The high-stakes quest for power promotes the demonization of adversaries, increasing the social temperature and danger. Every election becomes the most important in our lifetime or even perhaps the last. The Other must be stopped because civilization depends on it. This is a time bomb whose source is the omnipotent state. Someone needs to write a book titled (without apologies to Christopher Hitchens) Government Is Not Great: How Politics Poisons Everything.
Classical liberalism seems to be the only approach that rejects this framework. Or to put it another way, any approach—whatever you call it—that rejects aggressive force qualifies as classical liberal. The only thing that gets “imposed” is the nonaggression obligation. Not to put too fine a point on it, in a fully liberal society, the law (in Hayek’s bottom-up sense) is similar to the rules of the road: it doesn’t tell you where to go, but only how to get where you want to go. Distinguishing between aggression and defense may occasionally be difficult, but that’s why we have courts, which would exist as well under market-ordered anarchism. Violence is costly, peaceful bargaining much less so. (See David Friedman’s The Machinery of Freedom, among others, for details.)

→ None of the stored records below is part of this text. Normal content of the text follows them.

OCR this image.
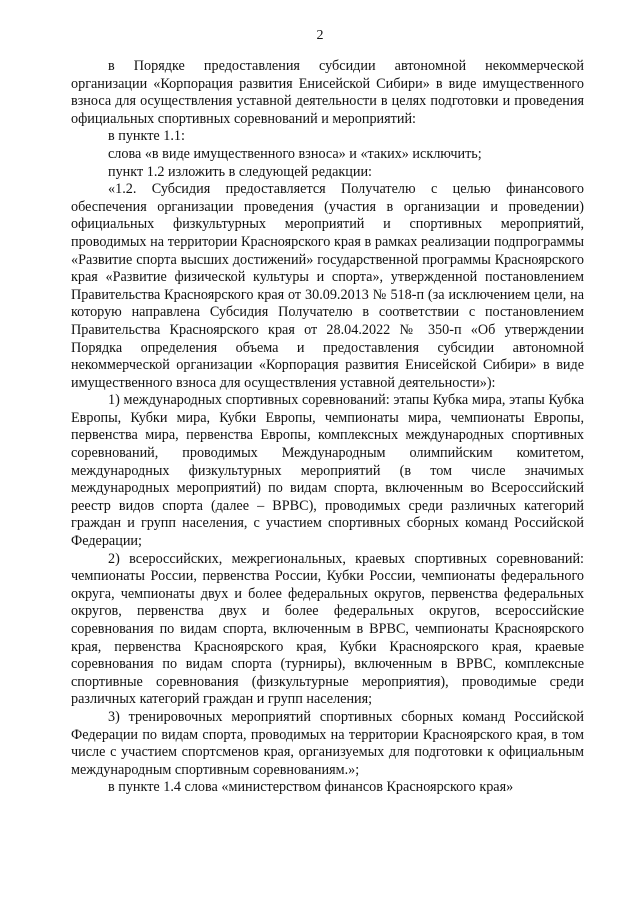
2

в Порядке предоставления субсидии автономной некоммерческой организации «Корпорация развития Енисейской Сибири» в виде имущественного взноса для осуществления уставной деятельности в целях подготовки и проведения официальных спортивных соревнований и мероприятий:

в пункте 1.1:

слова «в виде имущественного взноса» и «таких» исключить;

пункт 1.2 изложить в следующей редакции:

«1.2. Субсидия предоставляется Получателю с целью финансового обеспечения организации проведения (участия в организации и проведении) официальных физкультурных мероприятий и спортивных мероприятий, проводимых на территории Красноярского края в рамках реализации подпрограммы «Развитие спорта высших достижений» государственной программы Красноярского края «Развитие физической культуры и спорта», утвержденной постановлением Правительства Красноярского края от 30.09.2013 № 518-п (за исключением цели, на которую направлена Субсидия Получателю в соответствии с постановлением Правительства Красноярского края от 28.04.2022 № 350-п «Об утверждении Порядка определения объема и предоставления субсидии автономной некоммерческой организации «Корпорация развития Енисейской Сибири» в виде имущественного взноса для осуществления уставной деятельности»):

1) международных спортивных соревнований: этапы Кубка мира, этапы Кубка Европы, Кубки мира, Кубки Европы, чемпионаты мира, чемпионаты Европы, первенства мира, первенства Европы, комплексных международных спортивных соревнований, проводимых Международным олимпийским комитетом, международных физкультурных мероприятий (в том числе значимых международных мероприятий) по видам спорта, включенным во Всероссийский реестр видов спорта (далее – ВРВС), проводимых среди различных категорий граждан и групп населения, с участием спортивных сборных команд Российской Федерации;

2) всероссийских, межрегиональных, краевых спортивных соревнований: чемпионаты России, первенства России, Кубки России, чемпионаты федерального округа, чемпионаты двух и более федеральных округов, первенства федеральных округов, первенства двух и более федеральных округов, всероссийские соревнования по видам спорта, включенным в ВРВС, чемпионаты Красноярского края, первенства Красноярского края, Кубки Красноярского края, краевые соревнования по видам спорта (турниры), включенным в ВРВС, комплексные спортивные соревнования (физкультурные мероприятия), проводимые среди различных категорий граждан и групп населения;

3) тренировочных мероприятий спортивных сборных команд Российской Федерации по видам спорта, проводимых на территории Красноярского края, в том числе с участием спортсменов края, организуемых для подготовки к официальным международным спортивным соревнованиям.»;

в пункте 1.4 слова «министерством финансов Красноярского края»
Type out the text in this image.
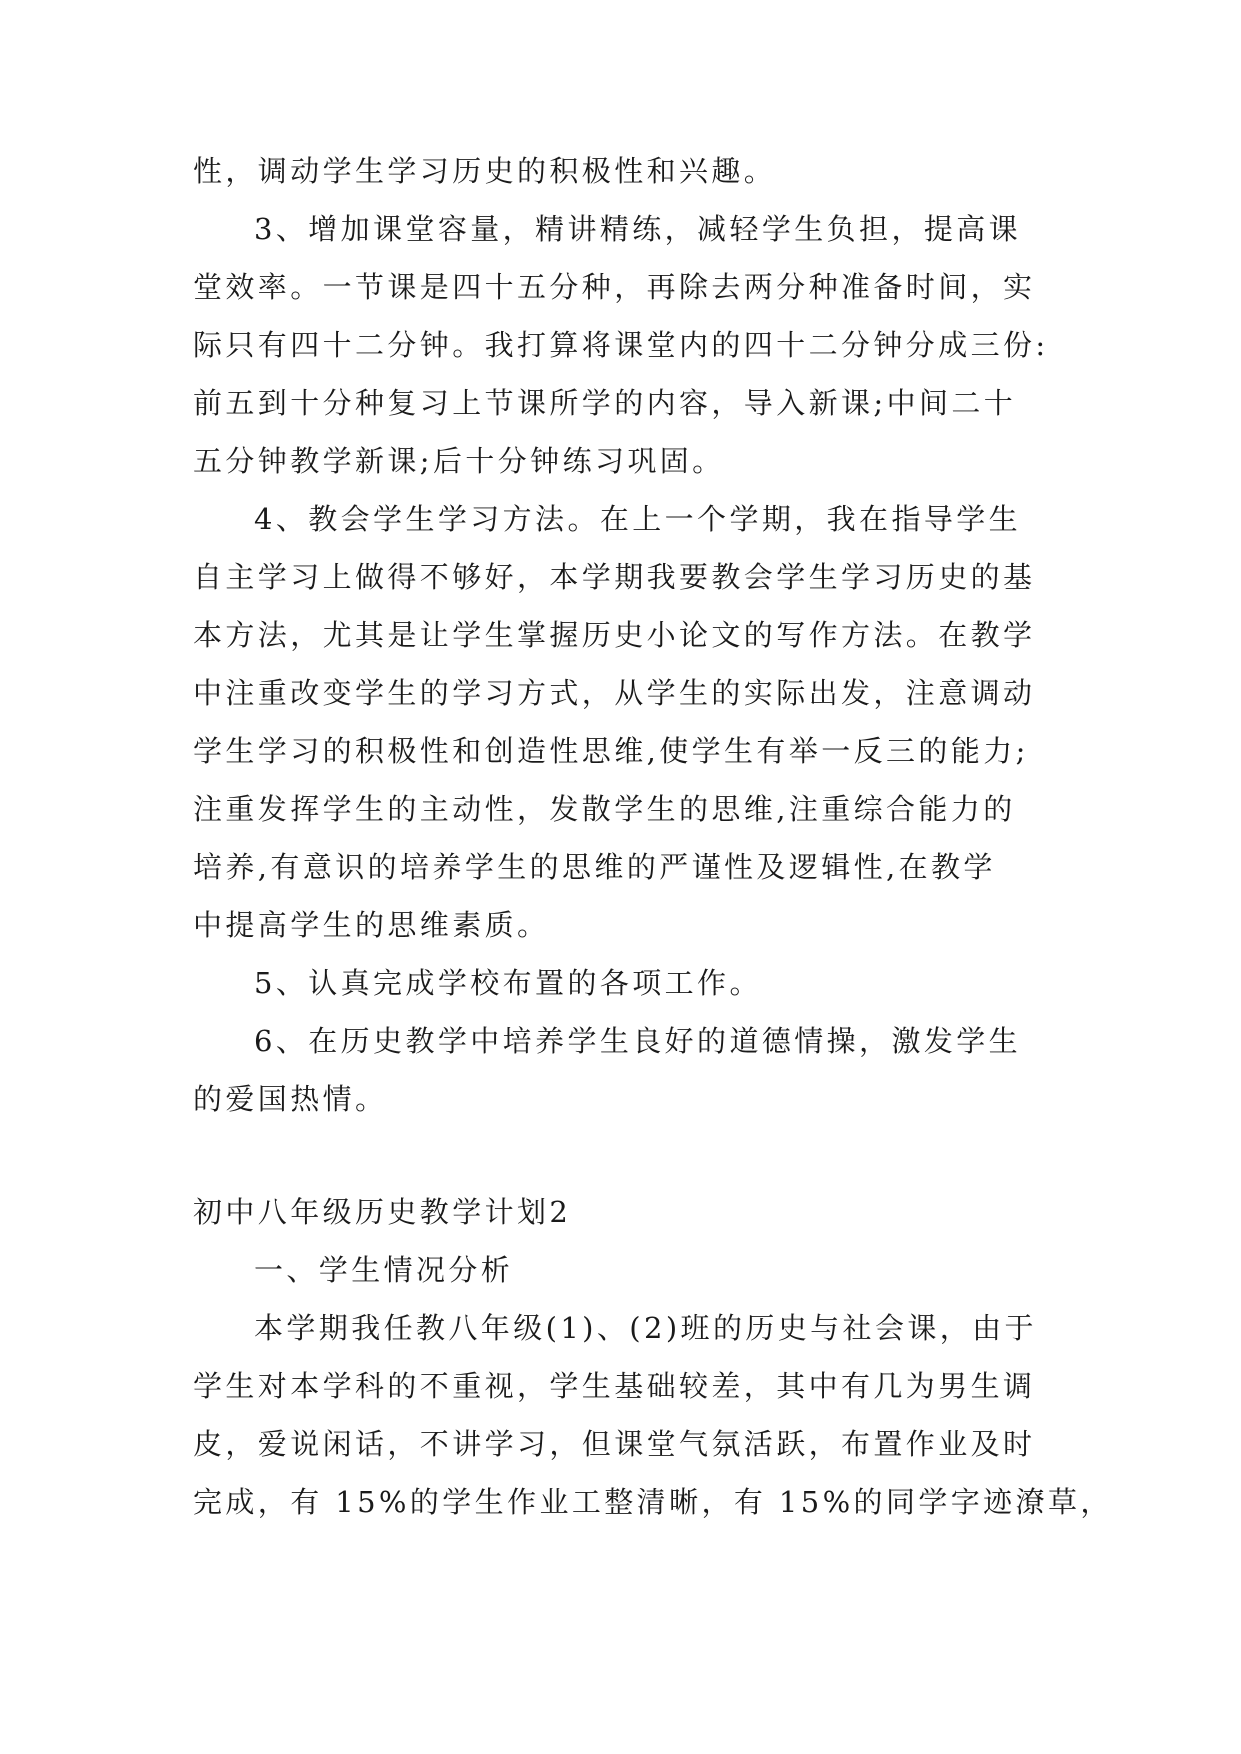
性，调动学生学习历史的积极性和兴趣。
3、增加课堂容量，精讲精练，减轻学生负担，提高课
堂效率。一节课是四十五分种，再除去两分种准备时间，实
际只有四十二分钟。我打算将课堂内的四十二分钟分成三份:
前五到十分种复习上节课所学的内容，导入新课;中间二十
五分钟教学新课;后十分钟练习巩固。
4、教会学生学习方法。在上一个学期，我在指导学生
自主学习上做得不够好，本学期我要教会学生学习历史的基
本方法，尤其是让学生掌握历史小论文的写作方法。在教学
中注重改变学生的学习方式，从学生的实际出发，注意调动
学生学习的积极性和创造性思维,使学生有举一反三的能力;
注重发挥学生的主动性，发散学生的思维,注重综合能力的
培养,有意识的培养学生的思维的严谨性及逻辑性,在教学
中提高学生的思维素质。
5、认真完成学校布置的各项工作。
6、在历史教学中培养学生良好的道德情操，激发学生
的爱国热情。
初中八年级历史教学计划2
一、学生情况分析
本学期我任教八年级(1)、(2)班的历史与社会课，由于
学生对本学科的不重视，学生基础较差，其中有几为男生调
皮，爱说闲话，不讲学习，但课堂气氛活跃，布置作业及时
完成，有 15%的学生作业工整清晰，有 15%的同学字迹潦草，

Another way to put this is that we should avoid utopianism. The utopian has a vision of the ideal society down to the smallest detail and harbors the temptation not only to impose his vision, but to punish those who see things differently. Utopianism rejects the liberal insight, as the late historian Ralph Raico said many times, that “society runs itself.” The welfare-enhancing market order is produced by individuals who peacefully pursue their chosen ends, freely trusting, coordinating, cooperating, and trading with others, often strangers. But for this to happen, the institutions and mores must be right, among them respect for persons, property, and contract. There are no guarantees, but those can be best protected by small government (if not market-based rights protection), small jurisdictions, and the freedom of exit.
Original pro-market liberalism is not so much a set of answers as a moral-legal-political framework in which individuals search for answers by relying on persuasion and consent, never aggressive force. Worthy causes are left to voluntary organizations, such as mutual-aid societies and charities. Social power replaces state power, to use individualist Albert Jay Nock‘s exhaustive alternatives.
Why would anyone who favors peace accept anything else?